UK supermarkets delivered an average return of 11.7 per cent between 2009 and 2013, comfortably beating the returns from non-supermarket retail every year, according to data from MSCI.

"Supermarkets have proved to be a real estate asset that has held up well since the global financial crisis as an attractive, bond-like, secure investment," says Angela Goodings, associate director of research at TH Real Estate, part of TIAA-CREF, the US financial services provider, which has $82bn of property assets, about $30bn of which is in the retail sector.

<>"[Inflation-linked] 20-year leases were very attractive to investors who were risk averse and it has proved to be a very secure sector."

However, in the UK at least, large supermarkets are now being assailed by a triumvirate of terrors: online food sales have risen sharply; so-called "hard discounters" such as German duo Aldi and Lidl have seized market share; and more people are now opting for regular "convenience" shopping rather than a weekly binge at big-box outlets.

"Supermarkets have yet to demonstrate how they are going to find a way to become competitive. It is quite possible that the amount of supermarket space that exists in a few years' time is less than it is today, certainly the space occupied by the established supermarkets," says Mr Urwin.

The implications are starting to percolate through to investors.

"There are structural issues where [supermarkets'] race for space has led to an oversupply in certain areas," says Ms Goodings. She adds that while non-supermarket retail assets generated capital growth of 8 per cent in 2014, "last year we saw nothing for supermarkets.
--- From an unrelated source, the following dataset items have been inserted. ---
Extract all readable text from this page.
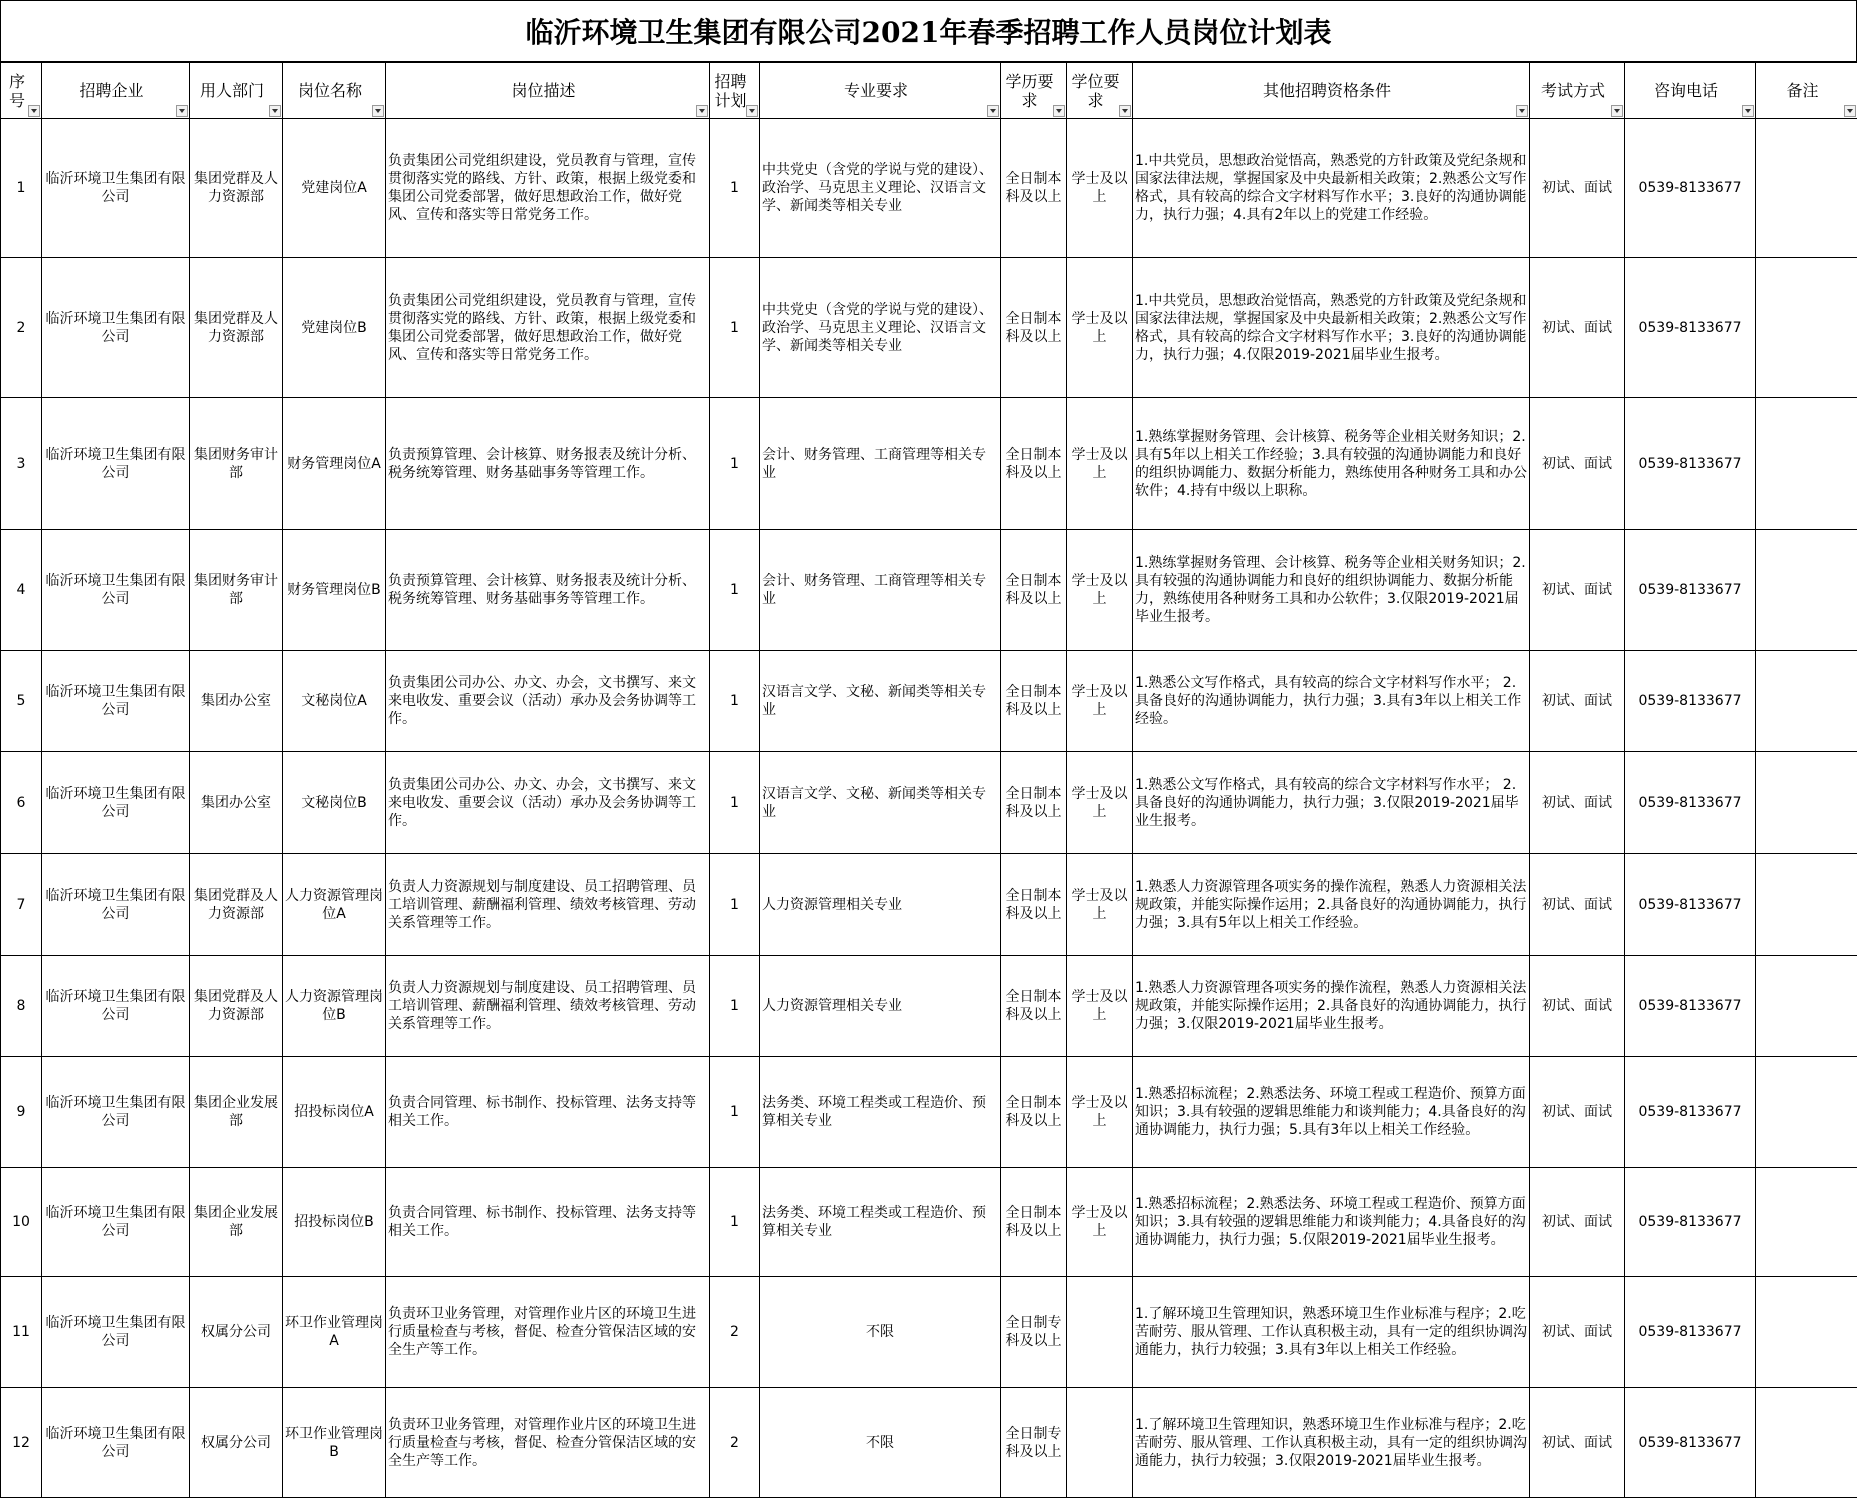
临沂环境卫生集团有限公司2021年春季招聘工作人员岗位计划表
序号	招聘企业	用人部门	岗位名称	岗位描述	招聘计划	专业要求	学历要求	学位要求	其他招聘资格条件	考试方式	咨询电话	备注

1	临沂环境卫生集团有限公司	集团党群及人力资源部	党建岗位A	负责集团公司党组织建设，党员教育与管理，宣传贯彻落实党的路线、方针、政策，根据上级党委和集团公司党委部署，做好思想政治工作，做好党风、宣传和落实等日常党务工作。	1	中共党史（含党的学说与党的建设）、政治学、马克思主义理论、汉语言文学、新闻类等相关专业	全日制本科及以上	学士及以上	1.中共党员，思想政治觉悟高，熟悉党的方针政策及党纪条规和国家法律法规，掌握国家及中央最新相关政策；2.熟悉公文写作格式，具有较高的综合文字材料写作水平；3.良好的沟通协调能力，执行力强；4.具有2年以上的党建工作经验。	初试、面试	0539-8133677	
2	临沂环境卫生集团有限公司	集团党群及人力资源部	党建岗位B	负责集团公司党组织建设，党员教育与管理，宣传贯彻落实党的路线、方针、政策，根据上级党委和集团公司党委部署，做好思想政治工作，做好党风、宣传和落实等日常党务工作。	1	中共党史（含党的学说与党的建设）、政治学、马克思主义理论、汉语言文学、新闻类等相关专业	全日制本科及以上	学士及以上	1.中共党员，思想政治觉悟高，熟悉党的方针政策及党纪条规和国家法律法规，掌握国家及中央最新相关政策；2.熟悉公文写作格式，具有较高的综合文字材料写作水平；3.良好的沟通协调能力，执行力强；4.仅限2019-2021届毕业生报考。	初试、面试	0539-8133677	
3	临沂环境卫生集团有限公司	集团财务审计部	财务管理岗位A	负责预算管理、会计核算、财务报表及统计分析、税务统筹管理、财务基础事务等管理工作。	1	会计、财务管理、工商管理等相关专业	全日制本科及以上	学士及以上	1.熟练掌握财务管理、会计核算、税务等企业相关财务知识；2.具有5年以上相关工作经验；3.具有较强的沟通协调能力和良好的组织协调能力、数据分析能力，熟练使用各种财务工具和办公软件；4.持有中级以上职称。	初试、面试	0539-8133677	
4	临沂环境卫生集团有限公司	集团财务审计部	财务管理岗位B	负责预算管理、会计核算、财务报表及统计分析、税务统筹管理、财务基础事务等管理工作。	1	会计、财务管理、工商管理等相关专业	全日制本科及以上	学士及以上	1.熟练掌握财务管理、会计核算、税务等企业相关财务知识；2.具有较强的沟通协调能力和良好的组织协调能力、数据分析能力，熟练使用各种财务工具和办公软件；3.仅限2019-2021届毕业生报考。	初试、面试	0539-8133677	
5	临沂环境卫生集团有限公司	集团办公室	文秘岗位A	负责集团公司办公、办文、办会，文书撰写、来文来电收发、重要会议（活动）承办及会务协调等工作。	1	汉语言文学、文秘、新闻类等相关专业	全日制本科及以上	学士及以上	1.熟悉公文写作格式，具有较高的综合文字材料写作水平； 2.具备良好的沟通协调能力，执行力强；3.具有3年以上相关工作经验。	初试、面试	0539-8133677	
6	临沂环境卫生集团有限公司	集团办公室	文秘岗位B	负责集团公司办公、办文、办会，文书撰写、来文来电收发、重要会议（活动）承办及会务协调等工作。	1	汉语言文学、文秘、新闻类等相关专业	全日制本科及以上	学士及以上	1.熟悉公文写作格式，具有较高的综合文字材料写作水平； 2.具备良好的沟通协调能力，执行力强；3.仅限2019-2021届毕业生报考。	初试、面试	0539-8133677	
7	临沂环境卫生集团有限公司	集团党群及人力资源部	人力资源管理岗位A	负责人力资源规划与制度建设、员工招聘管理、员工培训管理、薪酬福利管理、绩效考核管理、劳动关系管理等工作。	1	人力资源管理相关专业	全日制本科及以上	学士及以上	1.熟悉人力资源管理各项实务的操作流程，熟悉人力资源相关法规政策，并能实际操作运用；2.具备良好的沟通协调能力，执行力强；3.具有5年以上相关工作经验。	初试、面试	0539-8133677	
8	临沂环境卫生集团有限公司	集团党群及人力资源部	人力资源管理岗位B	负责人力资源规划与制度建设、员工招聘管理、员工培训管理、薪酬福利管理、绩效考核管理、劳动关系管理等工作。	1	人力资源管理相关专业	全日制本科及以上	学士及以上	1.熟悉人力资源管理各项实务的操作流程，熟悉人力资源相关法规政策，并能实际操作运用；2.具备良好的沟通协调能力，执行力强；3.仅限2019-2021届毕业生报考。	初试、面试	0539-8133677	
9	临沂环境卫生集团有限公司	集团企业发展部	招投标岗位A	负责合同管理、标书制作、投标管理、法务支持等相关工作。	1	法务类、环境工程类或工程造价、预算相关专业	全日制本科及以上	学士及以上	1.熟悉招标流程；2.熟悉法务、环境工程或工程造价、预算方面知识；3.具有较强的逻辑思维能力和谈判能力；4.具备良好的沟通协调能力，执行力强；5.具有3年以上相关工作经验。	初试、面试	0539-8133677	
10	临沂环境卫生集团有限公司	集团企业发展部	招投标岗位B	负责合同管理、标书制作、投标管理、法务支持等相关工作。	1	法务类、环境工程类或工程造价、预算相关专业	全日制本科及以上	学士及以上	1.熟悉招标流程；2.熟悉法务、环境工程或工程造价、预算方面知识；3.具有较强的逻辑思维能力和谈判能力；4.具备良好的沟通协调能力，执行力强；5.仅限2019-2021届毕业生报考。	初试、面试	0539-8133677	
11	临沂环境卫生集团有限公司	权属分公司	环卫作业管理岗A	负责环卫业务管理，对管理作业片区的环境卫生进行质量检查与考核，督促、检查分管保洁区域的安全生产等工作。	2	不限	全日制专科及以上		1.了解环境卫生管理知识，熟悉环境卫生作业标准与程序；2.吃苦耐劳、服从管理、工作认真积极主动，具有一定的组织协调沟通能力，执行力较强；3.具有3年以上相关工作经验。	初试、面试	0539-8133677	
12	临沂环境卫生集团有限公司	权属分公司	环卫作业管理岗B	负责环卫业务管理，对管理作业片区的环境卫生进行质量检查与考核，督促、检查分管保洁区域的安全生产等工作。	2	不限	全日制专科及以上		1.了解环境卫生管理知识，熟悉环境卫生作业标准与程序；2.吃苦耐劳、服从管理、工作认真积极主动，具有一定的组织协调沟通能力，执行力较强；3.仅限2019-2021届毕业生报考。	初试、面试	0539-8133677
The other asset classes are in catch up."

Yet Ms Goodings says it would be wrong for the entire supermarket sector to be written down, arguing instead that the market is polarising and fragmenting.
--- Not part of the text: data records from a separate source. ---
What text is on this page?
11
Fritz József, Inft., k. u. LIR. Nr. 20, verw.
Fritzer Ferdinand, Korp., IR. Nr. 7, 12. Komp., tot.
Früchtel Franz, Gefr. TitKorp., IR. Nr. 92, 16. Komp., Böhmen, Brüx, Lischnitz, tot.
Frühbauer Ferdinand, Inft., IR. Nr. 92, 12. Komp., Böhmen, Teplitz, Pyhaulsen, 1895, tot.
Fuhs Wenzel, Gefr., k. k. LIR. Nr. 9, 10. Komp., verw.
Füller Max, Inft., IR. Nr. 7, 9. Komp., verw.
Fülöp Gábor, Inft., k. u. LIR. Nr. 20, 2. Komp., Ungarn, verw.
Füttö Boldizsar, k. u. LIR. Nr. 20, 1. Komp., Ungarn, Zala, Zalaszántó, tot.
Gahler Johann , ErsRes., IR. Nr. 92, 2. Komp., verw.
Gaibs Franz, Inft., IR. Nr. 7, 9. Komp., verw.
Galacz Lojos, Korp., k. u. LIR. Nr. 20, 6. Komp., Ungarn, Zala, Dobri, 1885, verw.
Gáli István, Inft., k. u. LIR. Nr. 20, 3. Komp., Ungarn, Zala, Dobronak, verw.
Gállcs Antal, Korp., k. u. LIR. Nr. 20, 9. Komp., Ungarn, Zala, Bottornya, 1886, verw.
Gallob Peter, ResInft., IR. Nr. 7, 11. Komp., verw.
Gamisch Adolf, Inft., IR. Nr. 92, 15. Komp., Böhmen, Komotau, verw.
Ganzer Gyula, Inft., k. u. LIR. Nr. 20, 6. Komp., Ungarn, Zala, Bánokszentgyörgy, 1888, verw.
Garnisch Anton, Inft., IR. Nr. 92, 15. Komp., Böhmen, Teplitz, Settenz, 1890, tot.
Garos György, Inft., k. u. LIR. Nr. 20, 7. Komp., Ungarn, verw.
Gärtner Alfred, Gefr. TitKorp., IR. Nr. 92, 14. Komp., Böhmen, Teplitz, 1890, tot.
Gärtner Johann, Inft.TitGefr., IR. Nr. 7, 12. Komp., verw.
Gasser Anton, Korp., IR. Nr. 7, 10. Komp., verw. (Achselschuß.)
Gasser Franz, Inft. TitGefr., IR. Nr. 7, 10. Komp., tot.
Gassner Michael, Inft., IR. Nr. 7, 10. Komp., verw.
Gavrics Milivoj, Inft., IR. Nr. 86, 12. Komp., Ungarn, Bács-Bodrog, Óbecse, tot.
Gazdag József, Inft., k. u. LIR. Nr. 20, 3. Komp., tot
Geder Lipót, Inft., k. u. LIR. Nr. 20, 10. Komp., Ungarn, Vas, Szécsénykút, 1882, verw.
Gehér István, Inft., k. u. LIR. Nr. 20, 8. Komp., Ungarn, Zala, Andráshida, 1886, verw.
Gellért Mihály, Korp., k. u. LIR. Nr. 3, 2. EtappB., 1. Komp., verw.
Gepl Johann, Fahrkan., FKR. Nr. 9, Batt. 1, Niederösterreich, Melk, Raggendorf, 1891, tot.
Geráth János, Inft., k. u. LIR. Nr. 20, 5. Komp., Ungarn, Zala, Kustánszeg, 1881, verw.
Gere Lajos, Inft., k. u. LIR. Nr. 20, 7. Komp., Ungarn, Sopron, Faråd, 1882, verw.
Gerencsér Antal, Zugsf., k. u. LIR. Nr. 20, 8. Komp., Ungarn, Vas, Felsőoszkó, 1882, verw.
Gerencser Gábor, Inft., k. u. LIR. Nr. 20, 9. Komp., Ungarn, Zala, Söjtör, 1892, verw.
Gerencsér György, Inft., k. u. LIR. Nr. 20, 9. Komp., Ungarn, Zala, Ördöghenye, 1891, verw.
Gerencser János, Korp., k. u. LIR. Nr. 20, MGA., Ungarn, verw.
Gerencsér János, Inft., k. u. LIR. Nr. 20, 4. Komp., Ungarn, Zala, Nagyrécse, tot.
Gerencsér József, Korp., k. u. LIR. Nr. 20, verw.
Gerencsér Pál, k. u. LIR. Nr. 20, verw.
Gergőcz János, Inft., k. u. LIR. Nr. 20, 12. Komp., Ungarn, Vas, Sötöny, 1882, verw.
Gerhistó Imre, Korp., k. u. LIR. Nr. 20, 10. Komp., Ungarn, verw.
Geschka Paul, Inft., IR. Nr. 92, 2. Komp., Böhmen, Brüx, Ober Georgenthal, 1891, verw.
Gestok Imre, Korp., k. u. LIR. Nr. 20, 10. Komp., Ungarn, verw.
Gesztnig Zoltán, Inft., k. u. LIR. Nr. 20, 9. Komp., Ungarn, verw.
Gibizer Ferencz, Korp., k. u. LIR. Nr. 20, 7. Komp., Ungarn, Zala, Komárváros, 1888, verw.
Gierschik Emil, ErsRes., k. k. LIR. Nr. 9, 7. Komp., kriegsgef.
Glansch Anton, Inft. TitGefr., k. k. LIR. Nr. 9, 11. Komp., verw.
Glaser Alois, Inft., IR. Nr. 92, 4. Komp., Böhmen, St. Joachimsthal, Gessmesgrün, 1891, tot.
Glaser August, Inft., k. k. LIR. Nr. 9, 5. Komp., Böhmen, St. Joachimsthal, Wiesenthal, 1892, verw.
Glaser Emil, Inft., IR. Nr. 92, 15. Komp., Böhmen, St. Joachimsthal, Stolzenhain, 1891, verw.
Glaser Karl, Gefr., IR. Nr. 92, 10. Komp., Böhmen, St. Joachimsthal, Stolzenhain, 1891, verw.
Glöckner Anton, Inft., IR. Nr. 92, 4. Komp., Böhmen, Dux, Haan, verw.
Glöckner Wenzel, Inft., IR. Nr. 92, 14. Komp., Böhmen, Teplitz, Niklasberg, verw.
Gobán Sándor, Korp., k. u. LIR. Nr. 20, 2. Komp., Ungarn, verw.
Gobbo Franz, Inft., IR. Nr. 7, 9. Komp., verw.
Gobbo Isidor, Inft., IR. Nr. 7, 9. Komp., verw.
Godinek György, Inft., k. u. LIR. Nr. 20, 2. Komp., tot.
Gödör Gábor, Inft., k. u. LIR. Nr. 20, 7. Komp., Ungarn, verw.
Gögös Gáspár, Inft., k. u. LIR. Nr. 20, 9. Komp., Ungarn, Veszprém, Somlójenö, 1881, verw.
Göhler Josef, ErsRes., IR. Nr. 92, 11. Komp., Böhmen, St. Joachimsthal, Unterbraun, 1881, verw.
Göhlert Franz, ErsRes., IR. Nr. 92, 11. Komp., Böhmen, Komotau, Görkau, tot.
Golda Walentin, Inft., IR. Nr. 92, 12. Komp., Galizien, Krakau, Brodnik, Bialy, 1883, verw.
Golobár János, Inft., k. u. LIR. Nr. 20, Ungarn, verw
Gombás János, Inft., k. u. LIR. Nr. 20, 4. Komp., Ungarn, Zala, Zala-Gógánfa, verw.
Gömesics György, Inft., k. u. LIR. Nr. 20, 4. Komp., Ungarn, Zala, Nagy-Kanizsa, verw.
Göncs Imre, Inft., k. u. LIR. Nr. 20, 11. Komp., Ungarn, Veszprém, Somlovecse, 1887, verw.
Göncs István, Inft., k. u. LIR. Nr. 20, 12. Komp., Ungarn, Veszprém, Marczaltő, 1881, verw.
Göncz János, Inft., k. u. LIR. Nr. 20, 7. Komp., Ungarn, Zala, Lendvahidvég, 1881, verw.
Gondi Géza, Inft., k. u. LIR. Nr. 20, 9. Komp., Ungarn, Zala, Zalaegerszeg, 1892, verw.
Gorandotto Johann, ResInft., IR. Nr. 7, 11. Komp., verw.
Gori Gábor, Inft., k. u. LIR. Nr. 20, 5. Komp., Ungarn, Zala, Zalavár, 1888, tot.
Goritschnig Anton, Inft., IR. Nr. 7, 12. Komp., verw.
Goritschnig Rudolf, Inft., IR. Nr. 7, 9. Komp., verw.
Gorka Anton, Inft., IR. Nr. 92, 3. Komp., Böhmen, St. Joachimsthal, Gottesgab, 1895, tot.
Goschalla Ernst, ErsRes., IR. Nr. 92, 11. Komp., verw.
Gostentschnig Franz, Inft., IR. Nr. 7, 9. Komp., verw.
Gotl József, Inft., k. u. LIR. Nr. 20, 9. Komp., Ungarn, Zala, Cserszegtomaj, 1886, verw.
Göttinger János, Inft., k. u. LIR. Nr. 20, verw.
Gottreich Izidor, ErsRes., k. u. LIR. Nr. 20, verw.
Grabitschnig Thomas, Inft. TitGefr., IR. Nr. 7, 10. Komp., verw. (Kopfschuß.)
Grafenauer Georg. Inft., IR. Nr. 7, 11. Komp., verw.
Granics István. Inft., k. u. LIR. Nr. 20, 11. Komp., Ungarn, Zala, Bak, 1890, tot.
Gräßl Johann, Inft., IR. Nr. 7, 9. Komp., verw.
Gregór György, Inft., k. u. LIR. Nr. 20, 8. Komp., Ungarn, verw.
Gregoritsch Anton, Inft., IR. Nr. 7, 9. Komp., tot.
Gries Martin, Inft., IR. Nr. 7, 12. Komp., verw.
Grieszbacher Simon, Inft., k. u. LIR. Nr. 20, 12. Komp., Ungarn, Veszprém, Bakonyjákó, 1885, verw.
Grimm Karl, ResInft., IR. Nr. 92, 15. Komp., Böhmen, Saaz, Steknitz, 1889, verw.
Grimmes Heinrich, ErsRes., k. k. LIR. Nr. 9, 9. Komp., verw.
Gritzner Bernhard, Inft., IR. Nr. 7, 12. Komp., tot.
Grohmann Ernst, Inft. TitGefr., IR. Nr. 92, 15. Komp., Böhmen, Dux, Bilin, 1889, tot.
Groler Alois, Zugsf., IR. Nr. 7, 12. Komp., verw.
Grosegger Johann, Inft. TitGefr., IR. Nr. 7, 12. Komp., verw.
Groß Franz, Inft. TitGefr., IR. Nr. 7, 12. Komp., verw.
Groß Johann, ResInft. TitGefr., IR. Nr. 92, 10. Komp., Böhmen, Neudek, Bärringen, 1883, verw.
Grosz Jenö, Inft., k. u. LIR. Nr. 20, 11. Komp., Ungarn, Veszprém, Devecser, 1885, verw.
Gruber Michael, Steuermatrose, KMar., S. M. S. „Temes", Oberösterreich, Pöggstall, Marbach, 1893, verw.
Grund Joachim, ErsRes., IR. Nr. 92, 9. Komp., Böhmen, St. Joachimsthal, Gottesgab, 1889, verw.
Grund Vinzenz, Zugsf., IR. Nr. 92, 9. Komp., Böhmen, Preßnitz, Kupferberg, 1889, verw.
Whereas the strongest-performing stores in the best areas might still be valued on a yield of around 4.25 per cent, secondary assets might have drifted out to a yield of 5.25 per cent. "For some of the weaker areas there certainly will be writedowns," she adds.

Mr Urwin agrees the sector is becoming less homogenous. "A year ago, supermarkets were probably trading at fairly similar levels. Now more concern and attention is being given to the characteristics of the store itself.

"The demand is still there for long-term leases that trade well and are in dominant locations," he says.

Investors are also thinking a little more about potential alternative uses of the sites they own, in case their leases are not renewed. In London and other parts of southeast England, residential development might be a lucrative option, Mr Urwin says.

Harry de Ferry Foster, fund director of Cordea Savills' £920m Charities Property fund, is more upbeat, arguing that Tesco "probably deliberately cut too hard" when writing down the value of its stores, in order "to get all of the bad news out of the way".

"I don't think anyone worries that they are not going to pay the rent, that they are going bust," he adds. "Tesco yields have drifted out, [but that is] primarily because of sentiment. There are very few [stores] trading [on the secondary market]."

. . .

So far, at least, worries over the declining value of supermarket stores appear to be largely a UK phenomenon.

As far as Europe is concerned, Chris Urwin, global head of real estate research at Aviva Investors, says the "big weekly shop is quite a British thing and in other parts of Europe people have had the discounters and been willing to use them for longer".

Angela Goodings, associate director of research at TH Real Estate, says the supermarket sector has been "less attractive" to property investors on the continent, although supermarket-anchored shopping centres have gained some traction.

These types of shopping centres are also coveted investment assets in the US, with close to 200 transactions in the past two years, says John Ragland, head of retail at TH Real Estate.

While margins are being squeezed for traditional supermarket operators and the sector has seen some consolidation, it is not being assailed by the forces at work in the UK, says Mr Ragland.

Internet-fuelled home delivery "has not really taken off", he says, while Europe's hard discounters remain absent and shopping patterns have not changed.

As a result, supermarket valuations are still rising, he says, with yields typically around 5.5 per cent to 6.5 per cent "for the good stuff".